The University of Tromsø utilizes underwater drones for education and research

Wednesday, June 9, 2021 / Tromsø, Norway

Marine biologists worldwide use underwater drones from Blueye for educational purposes and many types of marine research. Last year, one of our clients, Arctic University of Norway (Tromsø), started equipping their students with underwater drones. These tools allow easy access to see what is below the surface. We spoke with Marine Robotics Engineer - Emily Joanne Venables & Professor of Marine Biology - Jørgen Berge, both at the University of Tromsø (UiT), to learn more about how ROVs assist their education & research activities.

Get access to unreachable places

One of the most significant benefits of small ROVs is that they can reach areas that are both problematic and high-risk zones for humans to enter. For example, with mini ROVs, students and researchers at UiT can collect valuable data from under the sea ice in dark conditions & without entering the freezing water. Professor Jørgen Berge also explains that surveying with ROVs makes the underwater world more accessible, especially in the intertidal and shallow zones.

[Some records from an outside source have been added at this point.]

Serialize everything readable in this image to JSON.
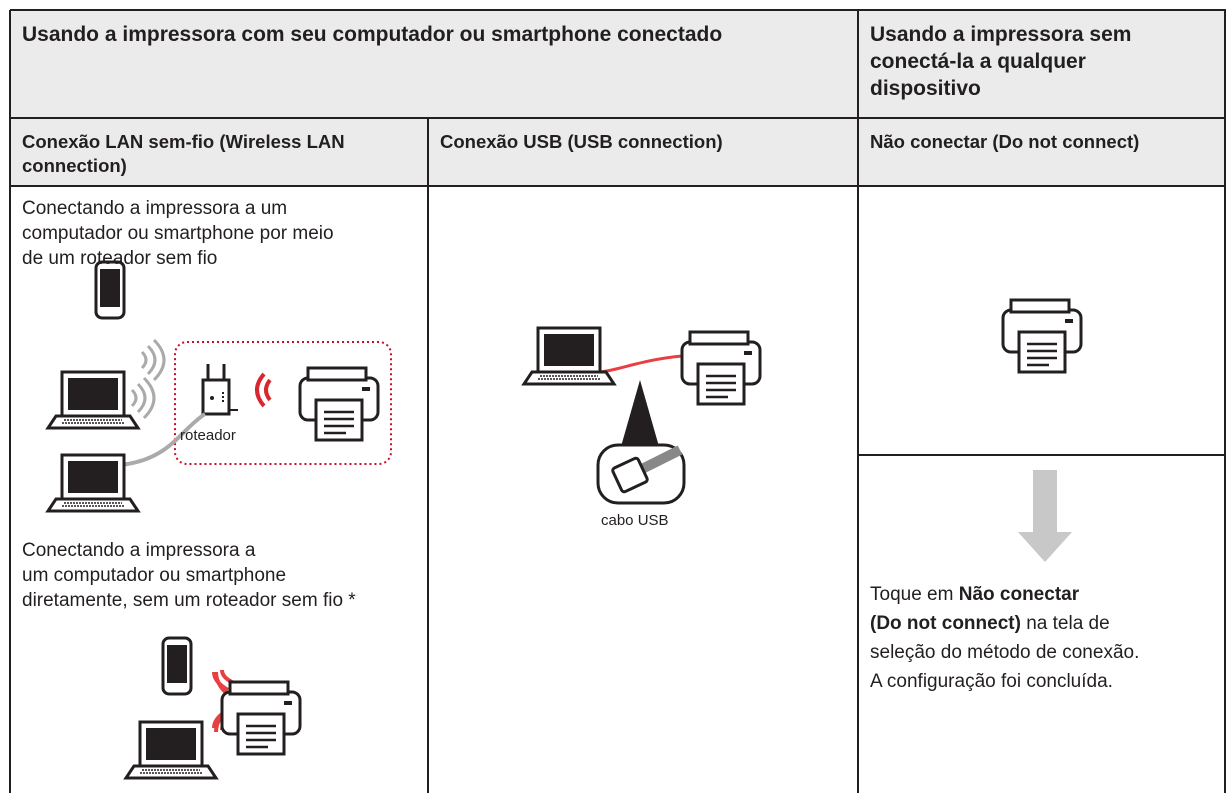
{
  "header": {
    "left": "Usando a impressora com seu computador ou smartphone conectado",
    "right": "Usando a impressora sem conectá-la a qualquer dispositivo"
  },
  "subheaders": [
    "Conexão LAN sem-fio (Wireless LAN connection)",
    "Conexão USB (USB connection)",
    "Não conectar (Do not connect)"
  ],
  "wireless": {
    "router_text": [
      "Conectando a impressora a um",
      "computador ou smartphone por meio",
      "de um roteador sem fio"
    ],
    "router_label": "roteador",
    "direct_text": [
      "Conectando a impressora a",
      "um computador ou smartphone",
      "diretamente, sem um roteador sem fio *"
    ]
  },
  "usb": {
    "cable_label": "cabo USB"
  },
  "no_connect": {
    "instruction": {
      "before": "Toque em",
      "bold": [
        "Não conectar",
        "(Do not connect)"
      ],
      "after": "na tela de",
      "line2": "seleção do método de conexão.",
      "line3": "A configuração foi concluída."
    }
  }
}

These tools are essential; they open up a new world for the students.
- Jørgen Berge, Professor in Marine Biology, UiT.

Students at UiT looking at underwater footage from a Blueye drone on an ipad
Students at UiT looking at underwater footage on an ipad. Photo: Blueye Robotics

Jørgen Berge is a diver as well as a Professor in Marine Biology. He has operated Blueye ROVs for quite a while and says that while using underwater drones cannot replace being in the water yourself; it's the next best thing. The low weight and ease of operation make the Blueye drone an excellent tool for everyday use and empowers students to lead on research projects.

Instant camera footage

In the Arctic and Marine Biology department of UiT, you'll find Emily Venables. She is an engineer with a passion for the underwater world and often takes her students out for fieldwork to observe the local ecology. At Sydspissen, the southern tip of Tromsø Island, they are studying the intertidal zone. With Blueye, they get instant camera footage, the students can connect their phones to the Surface Units' WiFi, and everyone can view the underwater footage on their screens. ROVs make it easy to collect accurate data and observe live animals in the sea!

An UiT student looking at underwater footage from a Blueye drone on an ipad
An UiT student holding an ipad showing underwater drone footage. Photo: Blueye Robotics

The most exciting dive I have had with the drone was at Engenes. We had it down at 300m, and we saw deep-sea corals. It was fascinating to have such a clear image so deep and so quickly.
- Emily Joanne Venables, Marine Robotics Engineer, UiT.

The high-quality visual presentations from Blueye underwater drones can be shared in collaboration with multiple stakeholders on several devices and even broadcasted online. This feature expands their reach into the underwater world. Read how you can live stream to meetings in Microsoft Teams.

The Blueye X3 underwater drone as a sensor-carrying platform

Jørgen, together with other researchers (NTNU), has performed significant fieldwork at Svalbard. Before acquiring Blueye ROVs, they had to dive into the icy waters physically, but now ROVs have improved the way they collect data. Researchers are moving away from manual investigation for sampling, and towards more technologically advanced platforms like ROVs & AUVs (autonomous underwater vehicle). These tools allow for different research strategies, repeatability of the sampling, more access to undersea environments, and multiple surveys with multiple vehicles have been essential for data collection. It provides more access, gives them more data, and makes it more efficient.

Underwater footage from a Blueye ROV at Sydspissen in Tromsø
Blueye drone footage from Sydspissen, Tromsø. Photo: UiT

The newly launched Blueye X3 underwater drone allows researchers to plug in external equipment such as sensors and grabbers – Blueye is no longer just a camera unit. The X3 is a sensor-carrying platform that will increase data collection & accessibility in the subsea environment.

ROVs can operate in complete darkness, which gives researchers a different and essential perspective and view of the organisms they study. The Blueye X3 will provide us with the same opportunity as large vehicles, says Jørgen.

The Blueye X3 underwater drone equipped with a grabber
Blueye X3 with gripper. Photo: Blueye Robotics

Compared to divers, the X3 will give us more access, more data and make the surveys more efficient. It is also a safer alternative when we dive under the sea ice in dark conditions.
- Jørgen Berge, Professor in Marine Biology, UiT.